Have you ever been lying in bed while your mind races with all the things you have to do the next day, week, and month? It’s perhaps not a surprise to hear that anxiety and stress are two of the biggest factors with insomnia and other sleep disorders. As well as finding it difficult to fall asleep, anxiety can also make restful sleep unattainable. 

On the flip side, people with sleep problems can generate anxiety as a result. You sit all evening worrying about going to bed just in case sleep doesn’t come your way. If this is an occasional problem, we recommend trying lifestyle changes. In fact, something simple like a walk during the day can work wonders; as can limiting technology an hour before intended sleep. If your head is spinning with ideas and tasks, write a to-do list and try to empty the mind. 

When the sleep problem happens every single night, this is where a chat with a doctor is required. They might suggest CBT, sleep aids, and other solutions. 

Sleep Regression

At the four-month mark, people with babies may notice that their child starts to awaken in the night.
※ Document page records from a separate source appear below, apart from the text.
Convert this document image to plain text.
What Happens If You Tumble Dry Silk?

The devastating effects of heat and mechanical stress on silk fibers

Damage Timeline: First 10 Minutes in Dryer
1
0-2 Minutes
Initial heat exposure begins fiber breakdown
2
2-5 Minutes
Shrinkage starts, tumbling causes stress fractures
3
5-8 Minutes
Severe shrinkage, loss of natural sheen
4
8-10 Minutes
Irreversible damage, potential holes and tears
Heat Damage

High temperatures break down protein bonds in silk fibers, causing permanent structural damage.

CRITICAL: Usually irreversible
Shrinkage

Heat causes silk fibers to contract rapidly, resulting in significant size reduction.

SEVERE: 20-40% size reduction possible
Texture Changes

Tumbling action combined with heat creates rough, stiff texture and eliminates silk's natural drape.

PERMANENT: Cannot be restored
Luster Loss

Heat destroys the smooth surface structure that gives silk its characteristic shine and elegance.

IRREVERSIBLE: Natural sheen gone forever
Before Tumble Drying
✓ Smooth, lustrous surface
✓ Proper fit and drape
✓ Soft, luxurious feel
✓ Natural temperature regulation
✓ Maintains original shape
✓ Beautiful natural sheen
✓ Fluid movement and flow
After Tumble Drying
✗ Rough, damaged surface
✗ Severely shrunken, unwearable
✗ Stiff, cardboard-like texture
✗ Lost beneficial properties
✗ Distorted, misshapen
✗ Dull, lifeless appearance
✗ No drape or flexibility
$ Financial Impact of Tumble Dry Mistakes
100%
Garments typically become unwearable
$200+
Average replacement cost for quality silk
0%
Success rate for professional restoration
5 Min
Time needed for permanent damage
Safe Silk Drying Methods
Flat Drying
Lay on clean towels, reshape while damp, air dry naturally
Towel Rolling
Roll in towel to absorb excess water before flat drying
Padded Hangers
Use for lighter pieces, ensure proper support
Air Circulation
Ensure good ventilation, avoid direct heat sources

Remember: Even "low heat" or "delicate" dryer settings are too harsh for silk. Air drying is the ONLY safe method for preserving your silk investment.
Though frustrating, it is common and often called ‘four-month sleep regression’. Some babies don’t sleep through the night and nap less during the day. 

To manage this issue, try to tire your baby out during the day; allow them to explore and engage with their environment. Also, ensure they’re well-fed because some babies will forget to eat while exploring their new world. A full belly can help them sleep longer. Finally, try to remove all light from their bedroom (they’ll be more likely to go back to sleep after waking!). 


We wish you luck in resolving your sleep problems whether in yourself, a partner, a child, or even a baby. Try our advice and don’t hesitate to visit the doctor if it’s starting to affect your day-to-day enjoyment in life!